Large library docking of tangible molecules has revealed potent ligands across many targets. While make-on-demand libraries now exceed 75 billion enumerated molecules, their synthetic routes are dominated by a few reaction types, reducing diversity and inevitably leaving many interesting bioactive-like chemotypes unexplored. Here, we investigate the large-scale enumeration and targeted docking of isoquinuclidines. These "natural-product-like" molecules are rare in the current libraries and are functionally congested, making them interesting as receptor probes.
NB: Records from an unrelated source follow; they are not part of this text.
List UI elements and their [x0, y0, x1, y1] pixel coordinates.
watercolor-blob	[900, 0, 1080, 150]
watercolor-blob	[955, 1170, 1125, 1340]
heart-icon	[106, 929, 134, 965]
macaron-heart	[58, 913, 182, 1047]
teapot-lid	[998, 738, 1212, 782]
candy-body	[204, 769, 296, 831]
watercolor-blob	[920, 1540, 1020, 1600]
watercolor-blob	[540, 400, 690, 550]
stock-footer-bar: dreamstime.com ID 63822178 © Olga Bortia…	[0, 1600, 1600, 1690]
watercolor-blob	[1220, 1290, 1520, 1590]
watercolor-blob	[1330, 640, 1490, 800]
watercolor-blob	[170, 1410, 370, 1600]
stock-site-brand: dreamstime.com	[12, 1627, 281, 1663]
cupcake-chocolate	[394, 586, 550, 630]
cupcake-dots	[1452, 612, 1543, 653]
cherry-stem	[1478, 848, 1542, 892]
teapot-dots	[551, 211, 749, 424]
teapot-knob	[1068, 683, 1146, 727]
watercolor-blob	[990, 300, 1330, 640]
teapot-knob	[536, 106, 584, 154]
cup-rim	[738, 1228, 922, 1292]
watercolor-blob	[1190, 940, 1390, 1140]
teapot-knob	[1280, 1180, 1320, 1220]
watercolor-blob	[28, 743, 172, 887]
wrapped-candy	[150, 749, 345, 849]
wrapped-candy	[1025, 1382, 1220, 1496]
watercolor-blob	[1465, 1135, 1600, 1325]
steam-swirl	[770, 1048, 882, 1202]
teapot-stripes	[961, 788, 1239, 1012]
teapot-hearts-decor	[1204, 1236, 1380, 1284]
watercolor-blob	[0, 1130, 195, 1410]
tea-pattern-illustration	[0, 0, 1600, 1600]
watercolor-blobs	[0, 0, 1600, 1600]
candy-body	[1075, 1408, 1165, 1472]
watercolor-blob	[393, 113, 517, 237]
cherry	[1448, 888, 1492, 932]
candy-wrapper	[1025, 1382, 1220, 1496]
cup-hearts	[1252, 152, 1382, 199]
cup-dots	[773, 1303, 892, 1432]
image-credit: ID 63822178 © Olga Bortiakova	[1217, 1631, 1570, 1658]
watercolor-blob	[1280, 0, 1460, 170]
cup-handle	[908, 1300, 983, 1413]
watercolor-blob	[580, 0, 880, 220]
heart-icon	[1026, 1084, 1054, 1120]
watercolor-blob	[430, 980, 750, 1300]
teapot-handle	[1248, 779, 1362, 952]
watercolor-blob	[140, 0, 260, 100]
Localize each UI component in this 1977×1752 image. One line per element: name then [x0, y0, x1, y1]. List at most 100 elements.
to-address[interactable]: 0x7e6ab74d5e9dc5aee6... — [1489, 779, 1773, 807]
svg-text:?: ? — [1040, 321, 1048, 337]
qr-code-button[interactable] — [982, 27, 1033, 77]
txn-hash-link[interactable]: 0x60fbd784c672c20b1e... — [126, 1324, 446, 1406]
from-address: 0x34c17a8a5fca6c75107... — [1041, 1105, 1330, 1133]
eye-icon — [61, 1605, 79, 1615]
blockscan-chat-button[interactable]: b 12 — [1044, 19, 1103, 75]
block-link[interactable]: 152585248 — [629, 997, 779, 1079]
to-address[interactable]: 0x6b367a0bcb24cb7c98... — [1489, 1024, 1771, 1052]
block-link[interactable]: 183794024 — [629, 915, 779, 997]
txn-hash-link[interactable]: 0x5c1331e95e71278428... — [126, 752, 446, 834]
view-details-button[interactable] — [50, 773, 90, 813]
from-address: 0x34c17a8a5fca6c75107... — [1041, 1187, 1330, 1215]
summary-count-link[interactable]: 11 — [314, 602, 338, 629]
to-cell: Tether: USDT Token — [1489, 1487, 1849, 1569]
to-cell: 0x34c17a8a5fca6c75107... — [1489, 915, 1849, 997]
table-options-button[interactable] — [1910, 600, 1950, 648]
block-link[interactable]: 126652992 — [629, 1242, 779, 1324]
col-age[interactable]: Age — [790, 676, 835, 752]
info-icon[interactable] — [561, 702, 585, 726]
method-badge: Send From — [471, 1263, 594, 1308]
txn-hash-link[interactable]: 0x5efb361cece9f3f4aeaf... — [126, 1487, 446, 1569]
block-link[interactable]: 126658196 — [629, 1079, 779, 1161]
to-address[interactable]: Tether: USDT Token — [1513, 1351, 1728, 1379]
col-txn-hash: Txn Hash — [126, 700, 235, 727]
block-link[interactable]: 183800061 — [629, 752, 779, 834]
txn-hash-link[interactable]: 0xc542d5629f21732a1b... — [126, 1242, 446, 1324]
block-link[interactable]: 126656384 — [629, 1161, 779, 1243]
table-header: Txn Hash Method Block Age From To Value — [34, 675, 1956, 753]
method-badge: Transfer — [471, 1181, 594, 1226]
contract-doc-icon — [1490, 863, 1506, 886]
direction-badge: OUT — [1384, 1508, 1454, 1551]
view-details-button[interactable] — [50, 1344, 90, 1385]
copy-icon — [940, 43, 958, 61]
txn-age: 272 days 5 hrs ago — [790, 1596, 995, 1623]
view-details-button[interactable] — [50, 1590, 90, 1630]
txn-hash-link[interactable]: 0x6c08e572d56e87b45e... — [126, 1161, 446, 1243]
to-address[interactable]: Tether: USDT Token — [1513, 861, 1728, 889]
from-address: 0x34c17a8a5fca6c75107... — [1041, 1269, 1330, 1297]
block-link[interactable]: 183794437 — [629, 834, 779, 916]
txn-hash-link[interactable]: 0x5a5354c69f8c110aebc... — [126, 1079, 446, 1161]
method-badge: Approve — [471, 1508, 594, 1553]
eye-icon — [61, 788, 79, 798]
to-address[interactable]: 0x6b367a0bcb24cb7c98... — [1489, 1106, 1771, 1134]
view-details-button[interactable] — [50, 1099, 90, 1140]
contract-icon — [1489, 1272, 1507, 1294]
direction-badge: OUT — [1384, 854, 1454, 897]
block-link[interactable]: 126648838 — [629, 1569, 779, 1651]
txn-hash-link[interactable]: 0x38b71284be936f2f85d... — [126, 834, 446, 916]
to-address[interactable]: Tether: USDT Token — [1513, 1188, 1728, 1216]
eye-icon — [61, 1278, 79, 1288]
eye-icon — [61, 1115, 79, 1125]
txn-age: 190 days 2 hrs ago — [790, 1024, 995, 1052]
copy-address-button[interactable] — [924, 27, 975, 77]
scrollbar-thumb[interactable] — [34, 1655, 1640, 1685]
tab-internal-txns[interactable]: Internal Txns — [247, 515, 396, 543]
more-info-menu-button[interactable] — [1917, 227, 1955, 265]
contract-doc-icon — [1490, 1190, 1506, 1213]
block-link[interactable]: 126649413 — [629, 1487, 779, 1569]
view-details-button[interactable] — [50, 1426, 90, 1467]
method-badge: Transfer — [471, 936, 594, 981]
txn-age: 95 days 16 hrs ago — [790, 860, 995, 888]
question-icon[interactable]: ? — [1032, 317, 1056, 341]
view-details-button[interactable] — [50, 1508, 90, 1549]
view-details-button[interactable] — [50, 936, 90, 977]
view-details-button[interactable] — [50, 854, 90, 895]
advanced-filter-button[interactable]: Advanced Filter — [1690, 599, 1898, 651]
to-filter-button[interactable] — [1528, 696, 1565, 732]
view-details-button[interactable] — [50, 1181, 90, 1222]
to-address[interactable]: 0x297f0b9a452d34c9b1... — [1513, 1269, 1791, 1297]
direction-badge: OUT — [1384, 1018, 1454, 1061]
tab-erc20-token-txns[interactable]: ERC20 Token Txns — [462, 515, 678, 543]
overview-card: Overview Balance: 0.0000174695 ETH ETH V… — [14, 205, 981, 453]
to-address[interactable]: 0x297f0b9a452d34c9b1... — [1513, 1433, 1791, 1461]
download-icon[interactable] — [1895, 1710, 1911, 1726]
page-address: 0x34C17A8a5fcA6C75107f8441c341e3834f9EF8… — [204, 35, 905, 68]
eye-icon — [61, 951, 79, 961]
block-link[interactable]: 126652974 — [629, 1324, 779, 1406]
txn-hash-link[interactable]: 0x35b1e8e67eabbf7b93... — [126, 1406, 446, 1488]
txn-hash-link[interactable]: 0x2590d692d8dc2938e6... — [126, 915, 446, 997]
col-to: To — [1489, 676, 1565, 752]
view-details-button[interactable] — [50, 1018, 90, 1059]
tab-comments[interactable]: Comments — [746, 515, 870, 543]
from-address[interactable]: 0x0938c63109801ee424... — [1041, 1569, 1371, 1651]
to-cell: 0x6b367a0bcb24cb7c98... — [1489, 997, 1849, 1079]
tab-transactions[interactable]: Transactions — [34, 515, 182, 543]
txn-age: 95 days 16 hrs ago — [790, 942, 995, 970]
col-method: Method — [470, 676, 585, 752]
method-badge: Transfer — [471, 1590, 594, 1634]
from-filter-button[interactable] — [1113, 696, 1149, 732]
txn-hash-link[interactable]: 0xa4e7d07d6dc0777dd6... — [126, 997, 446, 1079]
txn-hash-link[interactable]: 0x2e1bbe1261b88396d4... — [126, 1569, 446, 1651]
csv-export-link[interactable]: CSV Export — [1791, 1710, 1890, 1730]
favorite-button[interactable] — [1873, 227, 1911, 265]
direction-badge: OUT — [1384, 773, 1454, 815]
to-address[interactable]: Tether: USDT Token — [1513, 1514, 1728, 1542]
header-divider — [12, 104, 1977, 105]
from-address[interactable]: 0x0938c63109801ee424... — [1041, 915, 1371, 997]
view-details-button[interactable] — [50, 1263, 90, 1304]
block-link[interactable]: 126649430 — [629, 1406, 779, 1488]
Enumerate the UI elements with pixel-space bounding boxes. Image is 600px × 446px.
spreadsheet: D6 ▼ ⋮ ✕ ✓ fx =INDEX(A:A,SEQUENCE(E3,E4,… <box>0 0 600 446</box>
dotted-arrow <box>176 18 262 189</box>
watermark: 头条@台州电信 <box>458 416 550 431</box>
Using a modular, four-component reaction scheme, we built and docked a virtual library of over 14.6 million isoquinuclidines against both the µ- and -opioid receptors (MOR and KOR, respectively). Synthesis and experimental testing of 18 prioritized compounds found nine ligands with low µM affinities. Structure-based optimization revealed low- and sub- nM antagonists and inverse agonists targeting both receptors. Cryo-electron microscopy (cryoEM) structures illuminate the origins of activity on each target. In mouse behavioral studies, a potent member of the series with joint MOR-antagonist and KOR-inverse-agonist activity reversed morphine-induced analgesia, phenocopying the MOR-selective anti-overdose agent naloxone. Encouragingly, the new molecule induced less severe opioid-induced withdrawal symptoms compared to naloxone during withdrawal precipitation, and did not induce conditioned-place aversion, likely reflecting a reduction of dysphoria due to the compound's KOR-inverse agonism. The strengths and weaknesses of bespoke library docking, and of docking for opioid receptor polypharmacology, will be considered.